Verbal Memory
A clinical assessment of your semantic long-term memory. Words appear one at a time — identify whether you've seen them before. One wrong answer ends the protocol.
Semantic Recognition Memory
SEEN it before or NEW? You have 3 lives.
One wrong answer costs a life — three strikes and you're out
01 /How to Play
- Click 'Begin Protocol' to start the assessment.
- A word will appear on screen — decide if you've SEEN it before in this session or if it's NEW.
- Click the correct button as accurately as possible.
- One incorrect answer ends the test immediately.

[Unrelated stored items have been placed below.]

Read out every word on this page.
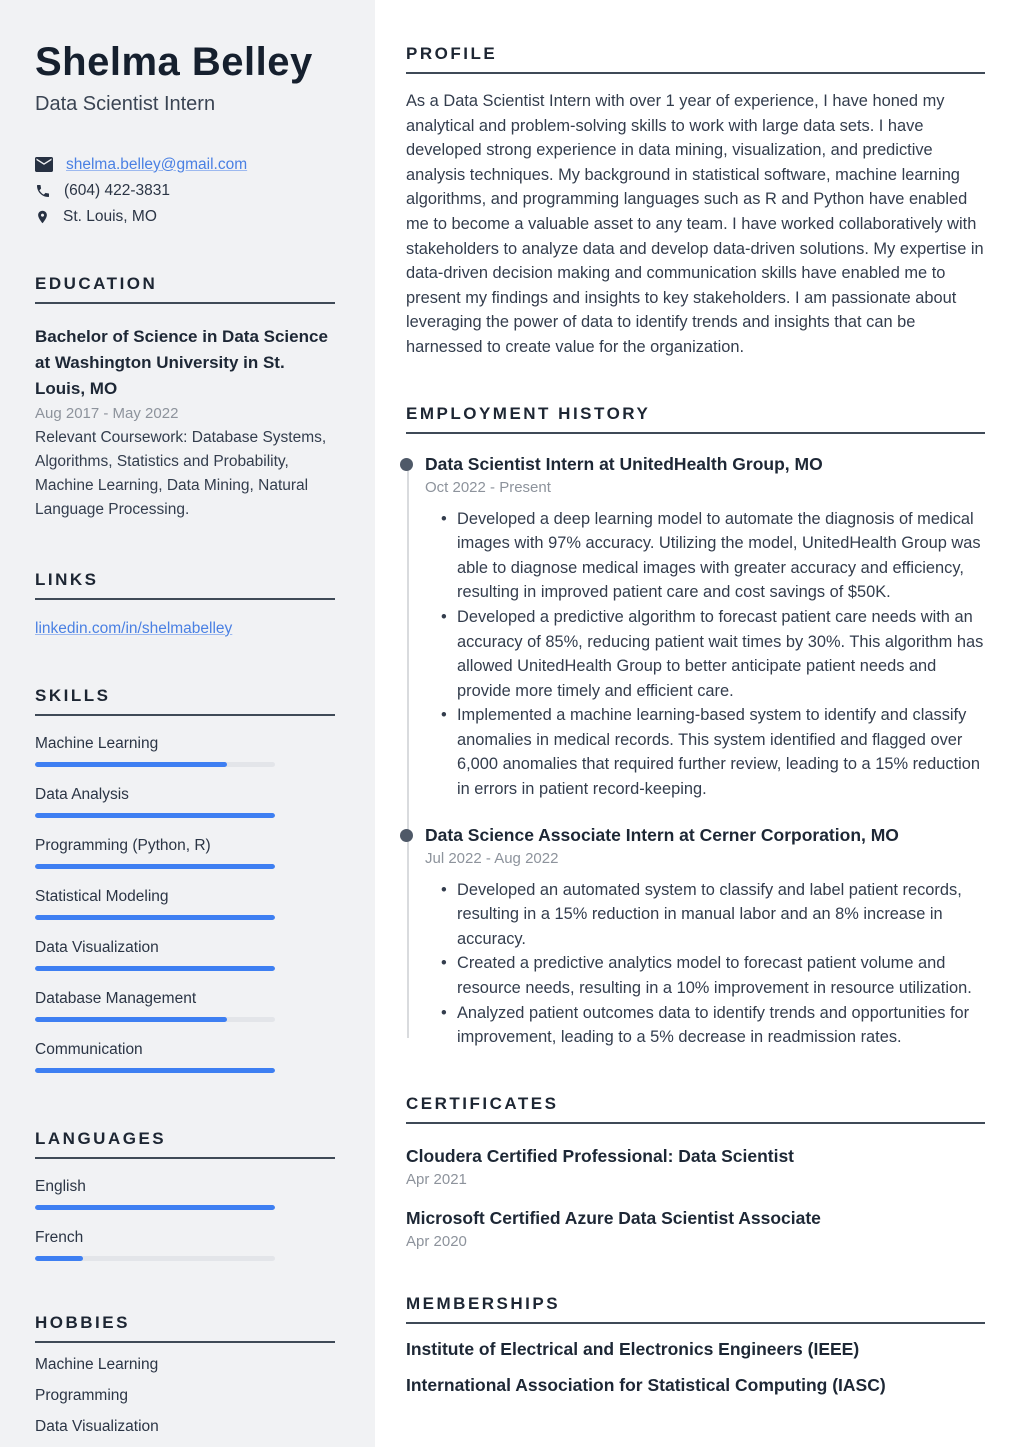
Shelma Belley
Data Scientist Intern
shelma.belley@gmail.com
(604) 422-3831
St. Louis, MO
EDUCATION
Bachelor of Science in Data Science at Washington University in St. Louis, MO
Aug 2017 - May 2022
Relevant Coursework: Database Systems, Algorithms, Statistics and Probability, Machine Learning, Data Mining, Natural Language Processing.
LINKS
linkedin.com/in/shelmabelley
SKILLS
Machine Learning
Data Analysis
Programming (Python, R)
Statistical Modeling
Data Visualization
Database Management
Communication
LANGUAGES
English
French
HOBBIES
Machine Learning
Programming
Data Visualization
PROFILE

As a Data Scientist Intern with over 1 year of experience, I have honed my analytical and problem-solving skills to work with large data sets. I have developed strong experience in data mining, visualization, and predictive analysis techniques. My background in statistical software, machine learning algorithms, and programming languages such as R and Python have enabled me to become a valuable asset to any team. I have worked collaboratively with stakeholders to analyze data and develop data-driven solutions. My expertise in data-driven decision making and communication skills have enabled me to present my findings and insights to key stakeholders. I am passionate about leveraging the power of data to identify trends and insights that can be harnessed to create value for the organization.

EMPLOYMENT HISTORY
Data Scientist Intern at UnitedHealth Group, MO
Oct 2022 - Present
• Developed a deep learning model to automate the diagnosis of medical images with 97% accuracy. Utilizing the model, UnitedHealth Group was able to diagnose medical images with greater accuracy and efficiency, resulting in improved patient care and cost savings of $50K.
• Developed a predictive algorithm to forecast patient care needs with an accuracy of 85%, reducing patient wait times by 30%. This algorithm has allowed UnitedHealth Group to better anticipate patient needs and provide more timely and efficient care.
• Implemented a machine learning-based system to identify and classify anomalies in medical records. This system identified and flagged over 6,000 anomalies that required further review, leading to a 15% reduction in errors in patient record-keeping.
Data Science Associate Intern at Cerner Corporation, MO
Jul 2022 - Aug 2022
• Developed an automated system to classify and label patient records, resulting in a 15% reduction in manual labor and an 8% increase in accuracy.
• Created a predictive analytics model to forecast patient volume and resource needs, resulting in a 10% improvement in resource utilization.
• Analyzed patient outcomes data to identify trends and opportunities for improvement, leading to a 5% decrease in readmission rates.
CERTIFICATES
Cloudera Certified Professional: Data Scientist
Apr 2021
Microsoft Certified Azure Data Scientist Associate
Apr 2020
MEMBERSHIPS
Institute of Electrical and Electronics Engineers (IEEE)
International Association for Statistical Computing (IASC)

- Your score is the total number of correct identifications before your first mistake.
02 /The Science
Semantic recognition memory — the ability to identify previously encountered verbal stimuli — is a core function of the medial temporal lobe, particularly the hippocampus and perirhinal cortex. This test probes familiarity-based recognition, a signal generated by the perirhinal cortex independently of full recollection. As the word pool grows, the interference between similar items increases, placing greater demands on the prefrontal cortex to resolve conflict between competing memory traces. Verbal memory capacity is one of the earliest cognitive functions to show decline in neurodegenerative conditions, making recognition paradigms like this a clinically validated early-screening tool.
03 /Pro Tips
- Don't overthink — your first instinct is usually correct. Deliberation introduces false memories.
- Focus on unusual or emotionally salient words — they form stronger memory traces.
- Avoid looking away between words — sustained attention improves encoding.
- If truly unsure, NEW is statistically safer early in the test when the seen pool is small.
- Mental fatigue rapidly degrades recognition accuracy — take the test when alert.